Saturday, 28 June 2014

More banana skins

I talked last week about the banana skins we drop - and the thing that makes our firms good being how we 'pick then up'.

I return to the point just to emphasise the fact that you will make mistakes - we all do (yes, even me :).

So, as I said last week - identify the mistakes - look at the data, feel the dissatisfaction, listen to the complaints - and use those mistakes to make you better and stronger.  Your customers - and your staff - will forgive you for making mistakes if you deal with the fallout promptly and effectively.

The biggest crime, by far, is not having the mechanisms - and the humility - to identify and admit your mistakes.

Saturday, 21 June 2014

Pick up the banana skins

Most of the time you get things right, I'm sure. Occasionally, though, you will slip on a banana skin - and get something wrong.

It is almost impossible to avoid all mistakes - though, of course, we try very hard.

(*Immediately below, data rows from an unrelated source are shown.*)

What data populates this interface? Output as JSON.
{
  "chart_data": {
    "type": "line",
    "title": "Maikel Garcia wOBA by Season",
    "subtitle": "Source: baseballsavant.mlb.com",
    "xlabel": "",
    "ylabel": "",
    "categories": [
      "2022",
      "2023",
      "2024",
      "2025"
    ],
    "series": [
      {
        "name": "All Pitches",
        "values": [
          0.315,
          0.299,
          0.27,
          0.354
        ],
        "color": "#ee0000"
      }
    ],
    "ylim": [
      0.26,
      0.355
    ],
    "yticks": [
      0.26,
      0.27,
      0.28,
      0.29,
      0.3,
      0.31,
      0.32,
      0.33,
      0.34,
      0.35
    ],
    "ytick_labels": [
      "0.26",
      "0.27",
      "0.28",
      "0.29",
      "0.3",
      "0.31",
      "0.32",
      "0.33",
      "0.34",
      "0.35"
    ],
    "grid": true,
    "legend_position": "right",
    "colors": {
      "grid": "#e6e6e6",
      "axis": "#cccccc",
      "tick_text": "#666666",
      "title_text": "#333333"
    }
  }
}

What matters is how we deal with our mistakes - how we learn from them.

So, when you spot a mistake - don't assign 'blame', assign 'responsibility'  - for learning the lessons and making improvements.

Saturday, 14 June 2014

Always have ... Always will

As a consultant, the key 'technique' to improving someone's business is simply to keep asking them the questions ..."Why do you do that?", "Why do you do it like that?" and "What else could you do?"

Ask these questions enough times about enough parts of the business and he/she ( the business owner) will eventually start thinking - and come up with his/her own ideas for improvement.

However, you will not be surprised to find that the commonest answer to the middle question is a shifty look, a hesitation and something like "Well, that's how we do it round here."  Firms do something in a particular way because that's how they started doing it ... and there has never been a reason to challenge it.

Of course there might be better processes, better technology, faster machines or whatever that have emerged recently but the business owner is unlikely to haver done any research to find that out.

So, he/she may not have a real problem - but may be missing a real opportunity.

Don't be that 'Aways done it this way' person.  Review what you do and how you do it on a regular basis. Talk to others in the same industry.  Visit some trade exhibitions and keep up to date.  Search out opportunities to improve. otherwise if you keep missing them, they will turn into problems.

Saturday, 7 June 2014

Do you lead from the top?

My time in the productivity business had led me (perhaps rather slowly) to a simple truth.

Effective organisations - with high productivity and good quality -  start at the top with a 'planning and execution system' that stems directly from the organisational mission.  This must define and support 'excellence' and must translate into systems, processes and procedures - and skilled roles and tasks which build in individual and team responsibility for that excellence, together with performance measures that ensure we remain 'on track' with our plans and targets.

For a small business, much of this is instinctive - but it happens in the best small companies and startups where the business owner builds a skilled, trained, engaged and motivated workforce who know and understand their own roles within the overall organisational system.  In fact, in a small business this is usually easier because employees can often see the whole of the 'production process' and it is clear as to what their contribution is.

We need to 'flip' the traditional representation of an organisation structure and see the role of managers and leaders as creating and sharing a vision of excellence and then identifying and removing the barriers that prevent 'front line workers' from creating that excellence.

So, your role is to lead from the bottom!